I installed JAX (pip install --upgrade "jax[cuda11_pip]" -f https://storage.googleapis.com/jax-releases/jax_cuda_releases.html) and even for a simple code like
a = jnp.array([1,2,3])
a.dot(a)
I get the following error:
2023-09-08 10:12:55.791658: E external/xla/xla/stream_executor/cuda/cuda_dnn.cc:445] Could not create cudnn handle: CUDNN_STATUS_INTERNAL_ERROR
2023-09-08 10:12:55.791696: E external/xla/xla/stream_executor/cuda/cuda_dnn.cc:449] Memory usage: 8058437632 bytes free, 8513978368 bytes total.

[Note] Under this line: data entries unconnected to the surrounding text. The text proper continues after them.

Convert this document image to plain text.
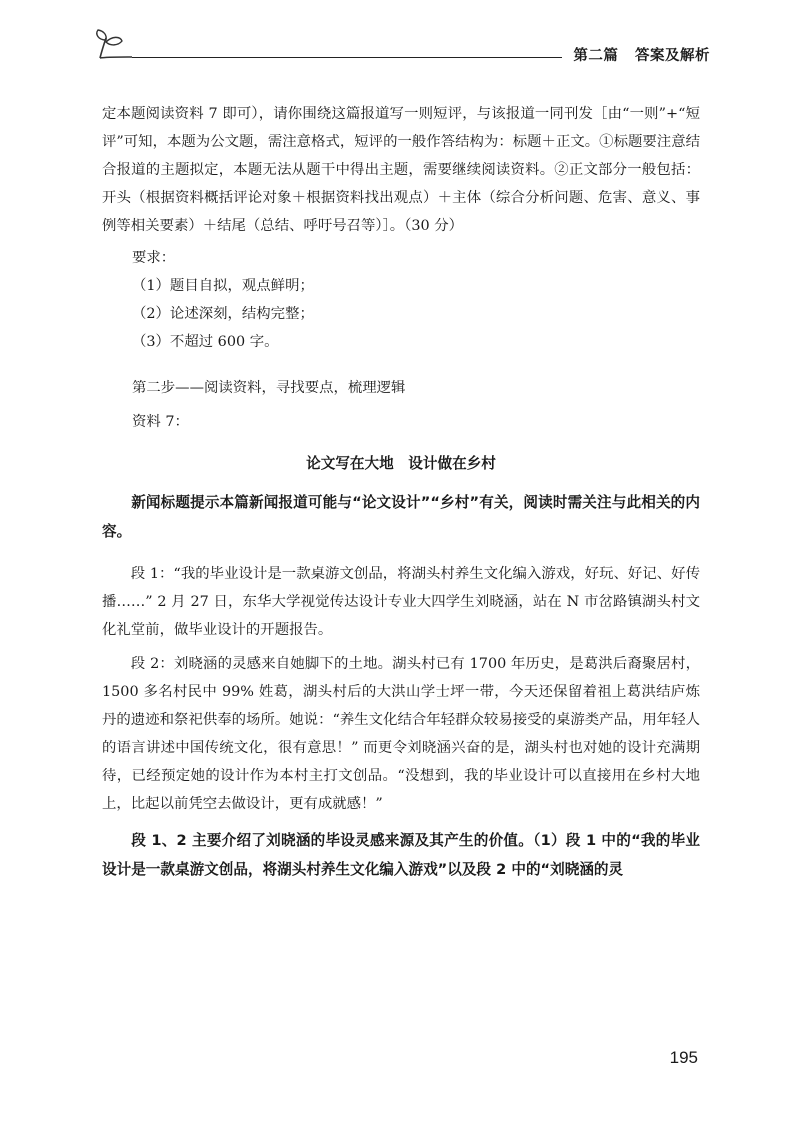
第二篇   答案及解析

定本题阅读资料 7 即可），请你围绕这篇报道写一则短评，与该报道一同刊发［由“一则”+“短评”可知，本题为公文题，需注意格式，短评的一般作答结构为：标题＋正文。①标题要注意结合报道的主题拟定，本题无法从题干中得出主题，需要继续阅读资料。②正文部分一般包括：开头（根据资料概括评论对象＋根据资料找出观点）＋主体（综合分析问题、危害、意义、事例等相关要素）＋结尾（总结、呼吁号召等）］。（30 分）

要求：

（1）题目自拟，观点鲜明；

（2）论述深刻，结构完整；

（3）不超过 600 字。

第二步——阅读资料，寻找要点，梳理逻辑

资料 7：

论文写在大地　设计做在乡村

新闻标题提示本篇新闻报道可能与“论文设计”“乡村”有关，阅读时需关注与此相关的内容。

段 1：“我的毕业设计是一款桌游文创品，将湖头村养生文化编入游戏，好玩、好记、好传播……” 2 月 27 日，东华大学视觉传达设计专业大四学生刘晓涵，站在 N 市岔路镇湖头村文化礼堂前，做毕业设计的开题报告。

段 2：刘晓涵的灵感来自她脚下的土地。湖头村已有 1700 年历史，是葛洪后裔聚居村，1500 多名村民中 99% 姓葛，湖头村后的大洪山学士坪一带，今天还保留着祖上葛洪结庐炼丹的遗迹和祭祀供奉的场所。她说：“养生文化结合年轻群众较易接受的桌游类产品，用年轻人的语言讲述中国传统文化，很有意思！” 而更令刘晓涵兴奋的是，湖头村也对她的设计充满期待，已经预定她的设计作为本村主打文创品。“没想到，我的毕业设计可以直接用在乡村大地上，比起以前凭空去做设计，更有成就感！”

段 1、2 主要介绍了刘晓涵的毕设灵感来源及其产生的价值。（1）段 1 中的“我的毕业设计是一款桌游文创品，将湖头村养生文化编入游戏”以及段 2 中的“刘晓涵的灵

195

It looks like a memory issue. I tried the tips mentioned here
https://jax.readthedocs.io/en/latest/gpu_memory_allocation.html
but to no success.
This is the result of nvidia-smi on my system:
NVIDIA-SMI 470.199.02 Driver Version: 470.199.02 CUDA Version: 11.4 |
|-------------------------------+----------------------+----------------------+
| GPU Name Persistence-M| Bus-Id Disp.A | Volatile Uncorr. ECC |
| Fan Temp Perf Pwr:Usage/Cap| Memory-Usage | GPU-Util Compute M. |
| | | MIG M. |
|===============================+======================+======================|
| 0 NVIDIA GeForce ... Off | 00000000:01:00.0 Off | N/A |
| N/A 64C P0 37W / N/A | 364MiB / 8119MiB | 2% Default |
| | | N/A |
+-------------------------------+----------------------+----------------------+
It seems strange to me that there seems to be a out of memory issue when it is just a single array.
Any ideas?
I don't believe this is a memory issue; rather it looks like you have a mismatch between your CUDA and CUDNN versions.

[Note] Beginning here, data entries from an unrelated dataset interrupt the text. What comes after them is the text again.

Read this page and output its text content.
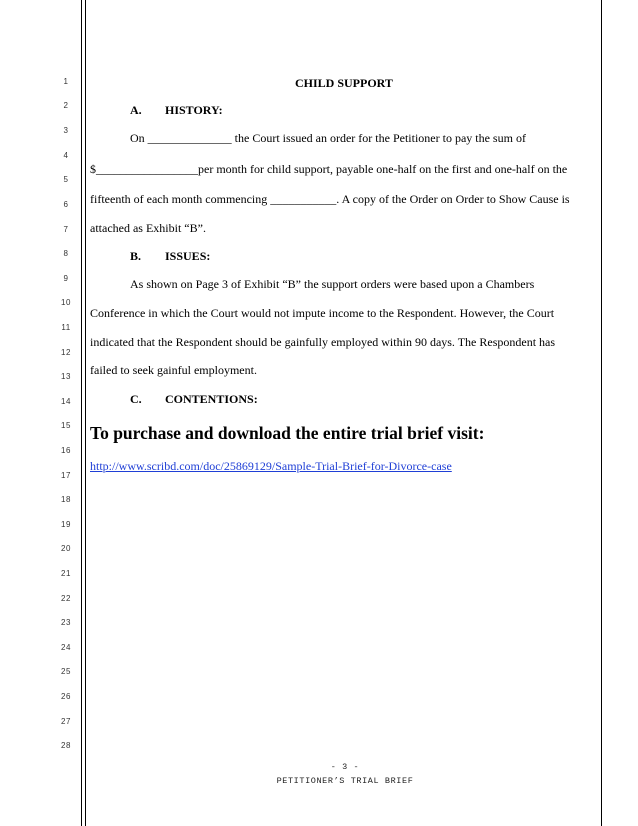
1
2
3
4
5
6
7
8
9
10
11
12
13
14
15
16
17
18
19
20
21
22
23
24
25
26
27
28
CHILD SUPPORT
A. HISTORY:
On ______________ the Court issued an order for the Petitioner to pay the sum of
$_________________per month for child support, payable one-half on the first and one-half on the
fifteenth of each month commencing ___________. A copy of the Order on Order to Show Cause is
attached as Exhibit “B”.
B. ISSUES:
As shown on Page 3 of Exhibit “B” the support orders were based upon a Chambers
Conference in which the Court would not impute income to the Respondent. However, the Court
indicated that the Respondent should be gainfully employed within 90 days. The Respondent has
failed to seek gainful employment.
C. CONTENTIONS:
To purchase and download the entire trial brief visit:
http://www.scribd.com/doc/25869129/Sample-Trial-Brief-for-Divorce-case
- 3 -
PETITIONER’S TRIAL BRIEF
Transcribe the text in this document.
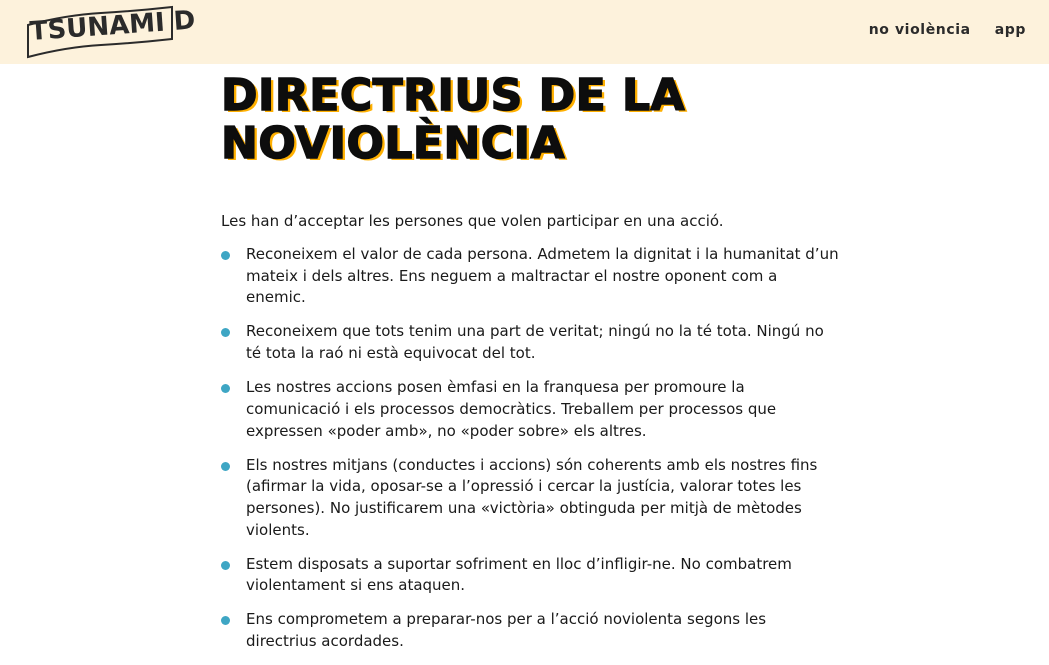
TSUNAMI D	no violència app
DIRECTRIUS DE LA NOVIOLÈNCIA

Les han d’acceptar les persones que volen participar en una acció.

Reconeixem el valor de cada persona. Admetem la dignitat i la humanitat d’un mateix i dels altres. Ens neguem a maltractar el nostre oponent com a enemic.
Reconeixem que tots tenim una part de veritat; ningú no la té tota. Ningú no té tota la raó ni està equivocat del tot.
Les nostres accions posen èmfasi en la franquesa per promoure la comunicació i els processos democràtics. Treballem per processos que expressen «poder amb», no «poder sobre» els altres.
Els nostres mitjans (conductes i accions) són coherents amb els nostres fins (afirmar la vida, oposar-se a l’opressió i cercar la justícia, valorar totes les persones). No justificarem una «victòria» obtinguda per mitjà de mètodes violents.
Estem disposats a suportar sofriment en lloc d’infligir-ne. No combatrem violentament si ens ataquen.
Ens comprometem a preparar-nos per a l’acció noviolenta segons les directrius acordades.
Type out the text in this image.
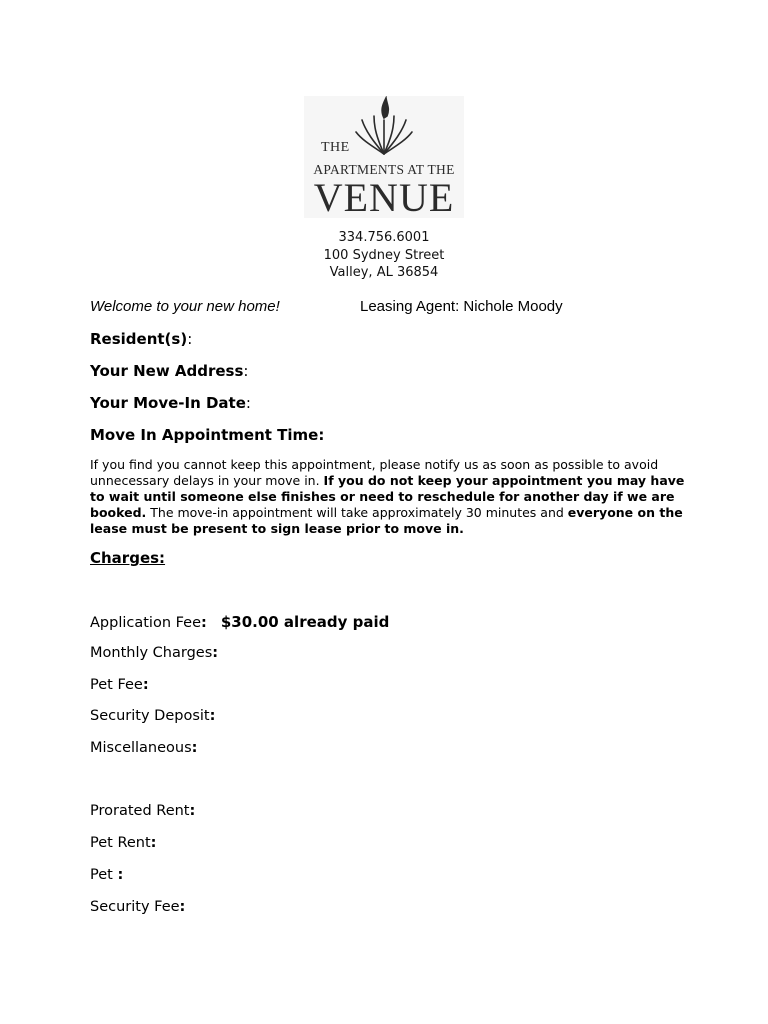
THE
APARTMENTS AT THE
VENUE
334.756.6001
100 Sydney Street
Valley, AL 36854
Welcome to your new home!	Leasing Agent: Nichole Moody
Resident(s):
Your New Address:
Your Move-In Date:
Move In Appointment Time:
If you find you cannot keep this appointment, please notify us as soon as possible to avoid unnecessary delays in your move in. If you do not keep your appointment you may have to wait until someone else finishes or need to reschedule for another day if we are booked. The move-in appointment will take approximately 30 minutes and everyone on the lease must be present to sign lease prior to move in.
Charges:
Application Fee: $30.00 already paid
Monthly Charges:
Pet Fee:
Security Deposit:
Miscellaneous:
Prorated Rent:
Pet Rent:
Pet :
Security Fee:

One way to ensure your CUDA versions are compatible is to use the pip-based installation (see JAX pip installation: GPU (CUDA, installed via pip, easier)). This should ensure that you install mutually-compatible CUDA, CUDNN, and jaxlib versions on your system. Installing JAX using pip-installed CUDA looks something like this:
$ pip install --upgrade "jax[cuda12_pip]" -f https://storage.googleapis.com/jax-releases/jax_cuda_releases.html
It looks like this may be the approach you used; if so, you should check that your system path (e.g. LD_LIBRARY_PATH
) is not pre-empting the pip-installed CUDA with a local version. There is some relevant discussion at https://github.com/google/jax/issues/17497.

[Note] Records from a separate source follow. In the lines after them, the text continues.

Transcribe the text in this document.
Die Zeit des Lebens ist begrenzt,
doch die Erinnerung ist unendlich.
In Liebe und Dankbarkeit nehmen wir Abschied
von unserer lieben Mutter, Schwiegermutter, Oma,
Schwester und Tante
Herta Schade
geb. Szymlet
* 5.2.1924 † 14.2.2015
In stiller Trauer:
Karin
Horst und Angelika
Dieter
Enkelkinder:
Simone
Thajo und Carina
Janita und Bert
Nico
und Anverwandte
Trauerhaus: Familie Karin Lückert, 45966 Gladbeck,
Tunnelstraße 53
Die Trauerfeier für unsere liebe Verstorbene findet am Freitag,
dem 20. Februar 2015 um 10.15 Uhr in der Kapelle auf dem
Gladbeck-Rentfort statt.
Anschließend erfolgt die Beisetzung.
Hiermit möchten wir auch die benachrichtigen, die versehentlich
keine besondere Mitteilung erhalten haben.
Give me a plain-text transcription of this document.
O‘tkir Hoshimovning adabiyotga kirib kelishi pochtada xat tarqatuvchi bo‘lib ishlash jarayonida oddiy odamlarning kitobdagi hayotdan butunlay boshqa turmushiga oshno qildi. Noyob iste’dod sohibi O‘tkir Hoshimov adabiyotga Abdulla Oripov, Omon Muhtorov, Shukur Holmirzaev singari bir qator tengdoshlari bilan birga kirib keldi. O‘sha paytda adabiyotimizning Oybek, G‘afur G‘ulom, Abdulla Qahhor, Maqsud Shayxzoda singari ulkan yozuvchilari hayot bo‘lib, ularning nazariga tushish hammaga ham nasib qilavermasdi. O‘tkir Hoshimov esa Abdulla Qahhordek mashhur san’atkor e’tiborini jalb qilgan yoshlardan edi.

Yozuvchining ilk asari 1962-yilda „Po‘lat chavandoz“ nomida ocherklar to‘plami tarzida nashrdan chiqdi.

If you want to use a local CUDA installation, you can follow JAX pip installation: GPU (CUDA, installed locally, harder), but then it is up to you to ensure that your CUDA, CUDNN, and jaxlib versions are mutually compatible. Installing JAX using local CUDA looks something like this:
$ pip install --upgrade "jax[cuda12_local]" -f https://storage.googleapis.com/jax-releases/jax_cuda_releases.html
but if you use this approach, be sure to read the details at the above link.